Stirring up eddies of dust, their gecko boots did not function as well on asteroidal rock strewn with flakes of stone, so they proceeded slowly and with care. Lifting his gaze from his feet, Saul glanced over to his left, where a construction robot was busy scooping up the last of the corpses here. Next he viewed their destination: a steel chamber in the outer rim where the corpses were all neatly stacked, the same way round, so that one wall seemed to consist entirely of boot soles. He could have ordered the robots to hurl them out into space but, now that he had cut all supply lines from Earth, even corpses had become a potential resource.

Reaching an airlock in the base of Tech Central, which lay above the lattice walls, offered a clear view out into space. Saul caught Hannah’s shoulder and turned her so that she could look straight across the station wheel, as far as the outer ring where the docks were positioned. These were now effectively the nose of the enormous spacecraft this place had become. He then gestured off to the right of the docks, where the Moon loomed large in the blackness.

‘Three more turns around the Earth and we’ll be ready for a low-fuel course change around the Moon,’ Saul explained. ‘I’ll then fire up the Traveller engine once more to boost us on the correct course.’

They finally entered Tech Central, shedding their helmets whilst waiting for the spidergun to follow them through the lock.

‘I was about to remark that we’re free of the Committee now,’ he said. ‘But, of course, you’re not free of it, because you still have that decision to make.’ Hannah’s expression was pained as he continued. ‘That decision aside, what will you do now there’s no political officers to instruct you?’

A look of panic fitted across her face – perhaps signifying another of her attacks, or the reaction of someone who, having lived a life without choices, was now being confronted with them.

‘Arcoplex Two contains state-of-the-art research and surgical facilities, in fact even more than you had down on Earth,’ he noted. ‘Whilst you decide precisely what you want to do, perhaps you can occupy yourself there?’

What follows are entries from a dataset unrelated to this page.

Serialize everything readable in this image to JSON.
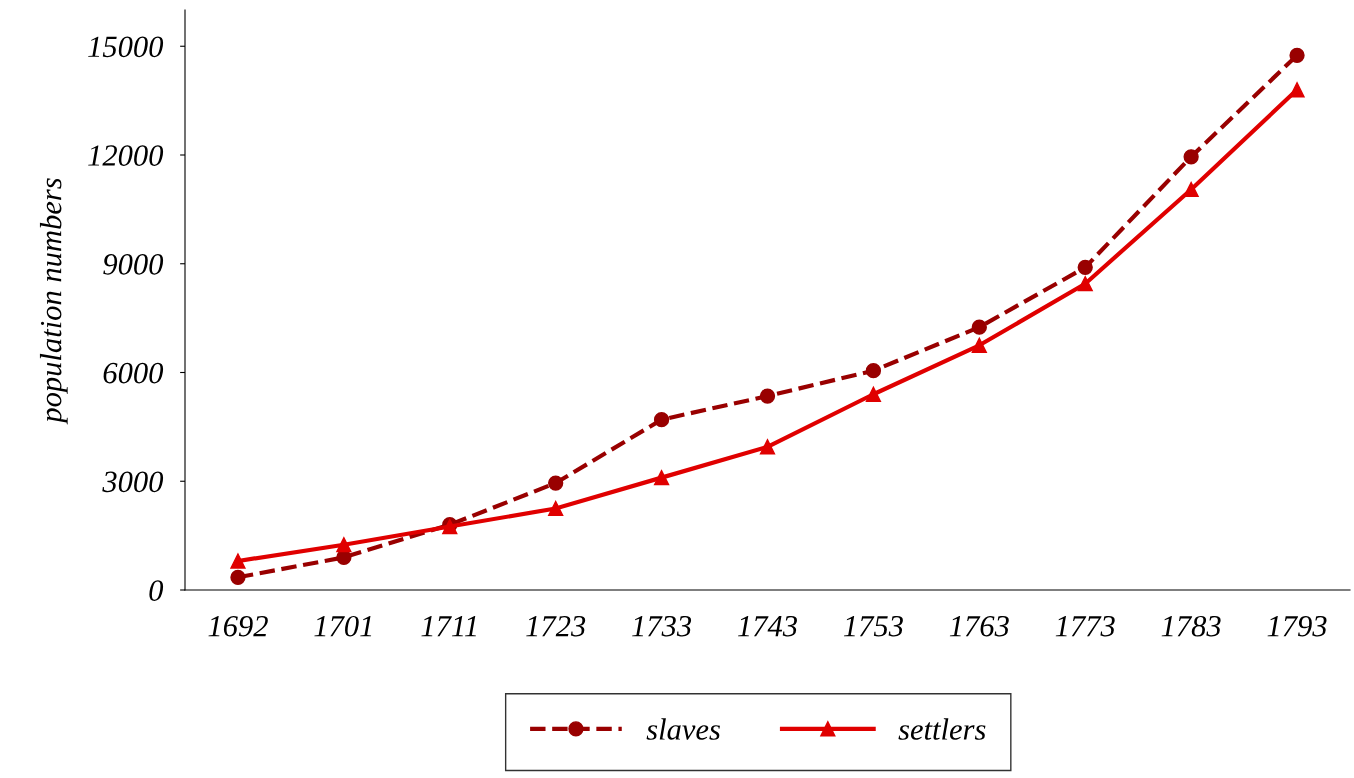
{
  "chart_data": {
    "type": "line",
    "ylabel": "population numbers",
    "categories": [
      "1692",
      "1701",
      "1711",
      "1723",
      "1733",
      "1743",
      "1753",
      "1763",
      "1773",
      "1783",
      "1793"
    ],
    "series": [
      {
        "name": "slaves",
        "color": "#990000",
        "marker": "circle",
        "line_style": "dashed",
        "values": [
          350,
          900,
          1800,
          2950,
          4700,
          5350,
          6050,
          7250,
          8900,
          11950,
          14750
        ]
      },
      {
        "name": "settlers",
        "color": "#e00000",
        "marker": "triangle",
        "line_style": "solid",
        "values": [
          800,
          1250,
          1750,
          2250,
          3100,
          3950,
          5400,
          6750,
          8450,
          11050,
          13800
        ]
      }
    ],
    "ylim": [
      0,
      16000
    ],
    "yticks": [
      0,
      3000,
      6000,
      9000,
      12000,
      15000
    ],
    "grid": false,
    "legend": "bottom"
  }
}
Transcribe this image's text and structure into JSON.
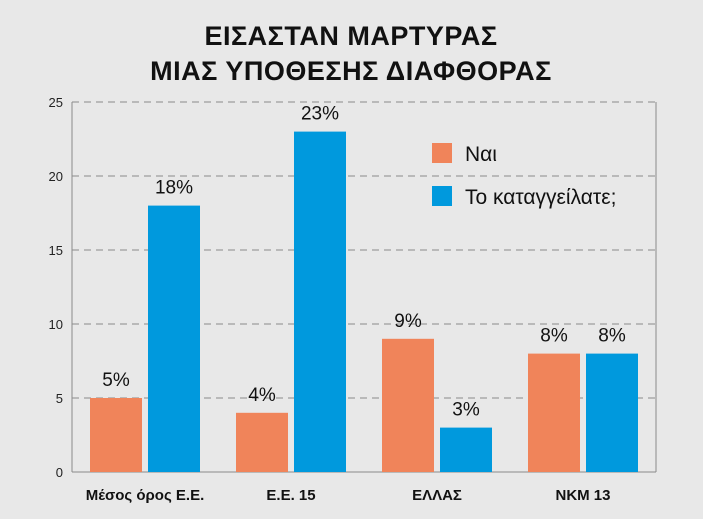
{
  "chart_data": {
    "type": "bar",
    "title_lines": [
      "ΕΙΣΑΣΤΑΝ ΜΑΡΤΥΡΑΣ",
      "ΜΙΑΣ ΥΠΟΘΕΣΗΣ ΔΙΑΦΘΟΡΑΣ"
    ],
    "categories": [
      "Μέσος όρος Ε.Ε.",
      "Ε.Ε. 15",
      "ΕΛΛΑΣ",
      "ΝΚΜ 13"
    ],
    "series": [
      {
        "name": "Ναι",
        "color": "#f0845a",
        "values": [
          5,
          4,
          9,
          8
        ],
        "labels": [
          "5%",
          "4%",
          "9%",
          "8%"
        ]
      },
      {
        "name": "Το καταγγείλατε;",
        "color": "#0099dd",
        "values": [
          18,
          23,
          3,
          8
        ],
        "labels": [
          "18%",
          "23%",
          "3%",
          "8%"
        ]
      }
    ],
    "ylim": [
      0,
      25
    ],
    "yticks": [
      "0",
      "5",
      "10",
      "15",
      "20",
      "25"
    ],
    "grid": true,
    "legend_position": "top-right"
  }
}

‘More than I had down on Earth?’ Hannah echoed numbly.

He nodded, glad that the option was now firmly implanted in her mind.

‘And if I want to return to Earth?’ she managed.

‘That option stays open. A space plane would need half a full fuel load just to counter our present velocity, and one could be fuelled and made ready before we reach the Moon.’ He paused contemplatively. ‘But I wonder if you’d really want to return to Earth aboard a plane that would need to be crewed by Inspectorate military?’

‘No,’ she replied firmly. ‘So this station definitely isn’t going back.’

‘It isn’t.’ He shook his head. ‘Mars, I feel, is just going to be a stopping point on a very long journey. You need to decide how you’ll fit in here, now. That means more decisions and choices for you – they come with the territory known as freedom.’

‘Will anyone really be free aboard this station?’

‘Freedom is not an absolute.’

21

All the Lovely People . . .

A belief was once prevalent in ‘modern’ societies that the killer of humans, the murderer, is an aberration. At least this was what the rulers wished their subjects to believe, though, as they ordered their soldiers to war, they knew that the veneer called ‘civilization’ was as thin as whatever ideology they themselves espoused. The truth is that an aversion to killing anyone outside of immediate family is a product of societal indoctrination (and then only in that slightly more than half the population who are not sociopaths), whilst within immediate family it is merely the product of that contradiction in terms called ‘genetic altruism’. It is in fact a harsh reality that he who believes killers are an aberration is also he who has the boot planted firmly on his neck; whilst amongst those who rule the aberration is the one who is not a sociopath, and therefore reluctant to kill.